Faculty play a powerful role in shaping students’ sense of belonging. Small acts of recognition can shift student’s mindsets from passive observers to active members of the academic community.

Teaching assistants need targeted institutional support

On many campuses, Graduate Teaching Assistants (GTAs) and undergraduate instructors have the most direct and frequent contact with students. Yet they are often overlooked in efforts to cultivate belonging. Through her work adapting Student Experience Project at CU Denver and the University of New Mexico, Fayelynn better understood the isolation many student-educators experience.

“Universities often totally overlook GTAs,” she explains. “They are given resources to teach but little space to process their own experience. We found that giving GTAs a space to reflect on their own belonging changed how they showed up for their students. If you don’t support the TAs, they cannot effectively support the students.”

Fayelynn’s experience highlights a reality sometimes missed in institutional efforts. Belonging is also shaped by the experiences of the educators. When instructors feel connected, supported, and valued, they may be better positioned to foster those same conditions in their classrooms.

GTAs and other student instructors as essential partners in belonging efforts. By providing opportunities for professional development, reflection, mentorship, and community-building, institutions can help ensure those responsible for supporting students are supported too.

Wondering where to start? Just ask

For faculty and administrators looking to improve the student experience, Fayelynn offers a low-lift, high-impact starting point: just ask.

“Create a 10-minute, anonymous Google poll or hand out index cards at the end of class,” she suggests. “Ask your students how they are doing, what barriers they are facing, and if they feel like they belong. Collecting that real-time data allows you to make immediate tweaks. But even more importantly, the simple act of polling your students signals that you genuinely care. That alone is an intervention.”
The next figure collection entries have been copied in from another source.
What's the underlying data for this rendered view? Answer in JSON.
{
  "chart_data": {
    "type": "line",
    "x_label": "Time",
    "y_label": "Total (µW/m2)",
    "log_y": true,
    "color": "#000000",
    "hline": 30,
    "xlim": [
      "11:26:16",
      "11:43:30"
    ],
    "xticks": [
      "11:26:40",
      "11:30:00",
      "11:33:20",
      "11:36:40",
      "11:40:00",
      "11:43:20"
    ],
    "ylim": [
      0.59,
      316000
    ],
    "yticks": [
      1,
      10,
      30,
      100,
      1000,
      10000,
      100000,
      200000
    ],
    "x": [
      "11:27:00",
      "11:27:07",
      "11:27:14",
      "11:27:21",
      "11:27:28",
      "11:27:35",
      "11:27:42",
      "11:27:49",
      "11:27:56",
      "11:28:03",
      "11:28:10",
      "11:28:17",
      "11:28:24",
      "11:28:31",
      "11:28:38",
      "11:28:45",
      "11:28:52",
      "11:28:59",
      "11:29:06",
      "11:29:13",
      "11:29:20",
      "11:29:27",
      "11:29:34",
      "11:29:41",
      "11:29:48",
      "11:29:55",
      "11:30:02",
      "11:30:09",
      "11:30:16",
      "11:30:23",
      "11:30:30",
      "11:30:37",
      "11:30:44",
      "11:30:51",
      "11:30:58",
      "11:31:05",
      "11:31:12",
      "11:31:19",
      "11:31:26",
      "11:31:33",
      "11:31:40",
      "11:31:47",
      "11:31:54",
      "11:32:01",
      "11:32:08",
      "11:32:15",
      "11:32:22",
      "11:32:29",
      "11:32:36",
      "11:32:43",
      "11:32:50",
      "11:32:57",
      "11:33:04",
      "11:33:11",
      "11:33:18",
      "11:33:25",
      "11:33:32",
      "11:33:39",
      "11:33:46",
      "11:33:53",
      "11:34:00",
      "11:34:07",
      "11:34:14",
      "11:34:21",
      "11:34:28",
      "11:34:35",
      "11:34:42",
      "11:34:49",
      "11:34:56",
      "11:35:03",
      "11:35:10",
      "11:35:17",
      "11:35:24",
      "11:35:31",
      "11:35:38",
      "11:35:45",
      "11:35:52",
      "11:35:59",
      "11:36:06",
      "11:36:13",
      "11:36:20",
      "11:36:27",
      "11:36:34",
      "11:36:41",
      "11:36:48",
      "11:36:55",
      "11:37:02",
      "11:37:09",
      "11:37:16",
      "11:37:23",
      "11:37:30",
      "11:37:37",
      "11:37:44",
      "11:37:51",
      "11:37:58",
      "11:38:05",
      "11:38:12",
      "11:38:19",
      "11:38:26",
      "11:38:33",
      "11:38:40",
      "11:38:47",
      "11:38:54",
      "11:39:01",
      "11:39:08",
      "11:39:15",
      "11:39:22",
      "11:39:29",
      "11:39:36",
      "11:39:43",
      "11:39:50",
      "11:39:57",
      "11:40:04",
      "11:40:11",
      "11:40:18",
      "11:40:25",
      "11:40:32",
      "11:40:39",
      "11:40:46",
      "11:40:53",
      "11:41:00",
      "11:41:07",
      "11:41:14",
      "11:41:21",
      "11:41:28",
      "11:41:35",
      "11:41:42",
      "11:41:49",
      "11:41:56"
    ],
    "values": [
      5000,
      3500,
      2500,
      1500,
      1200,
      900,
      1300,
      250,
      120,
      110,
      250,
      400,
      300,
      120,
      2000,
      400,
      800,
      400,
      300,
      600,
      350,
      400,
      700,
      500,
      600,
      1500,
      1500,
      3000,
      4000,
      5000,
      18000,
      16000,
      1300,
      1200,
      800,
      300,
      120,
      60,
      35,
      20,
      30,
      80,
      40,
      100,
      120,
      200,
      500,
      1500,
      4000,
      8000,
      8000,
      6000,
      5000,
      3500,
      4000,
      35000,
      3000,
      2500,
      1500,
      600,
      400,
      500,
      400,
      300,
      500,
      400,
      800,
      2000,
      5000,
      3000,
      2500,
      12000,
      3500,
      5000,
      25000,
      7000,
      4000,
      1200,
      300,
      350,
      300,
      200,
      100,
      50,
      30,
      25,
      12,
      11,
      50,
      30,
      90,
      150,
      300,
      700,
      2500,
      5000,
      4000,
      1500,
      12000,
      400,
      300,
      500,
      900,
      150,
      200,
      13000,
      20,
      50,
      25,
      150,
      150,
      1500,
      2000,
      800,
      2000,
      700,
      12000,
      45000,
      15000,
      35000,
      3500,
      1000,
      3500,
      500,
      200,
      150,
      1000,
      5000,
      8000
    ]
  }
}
Beyond polling, educators can access evidence-based, actionable toolkits through open-source networks like the Student Experience Project Resource Library, which offers immediate strategies for syllabus reviews, classroom activities, and systemic change. which offers immediate strategies for syllabus reviews, classroom activities, and systemic change.

This post builds on insights shared during IHEP’s recent convening, Charting the Path Forward: Advancing Student Experience and Belonging, which brought together higher education leaders, researchers, and students to discuss how to build authentic student experiences that can foster belonging and drive college completion for all students.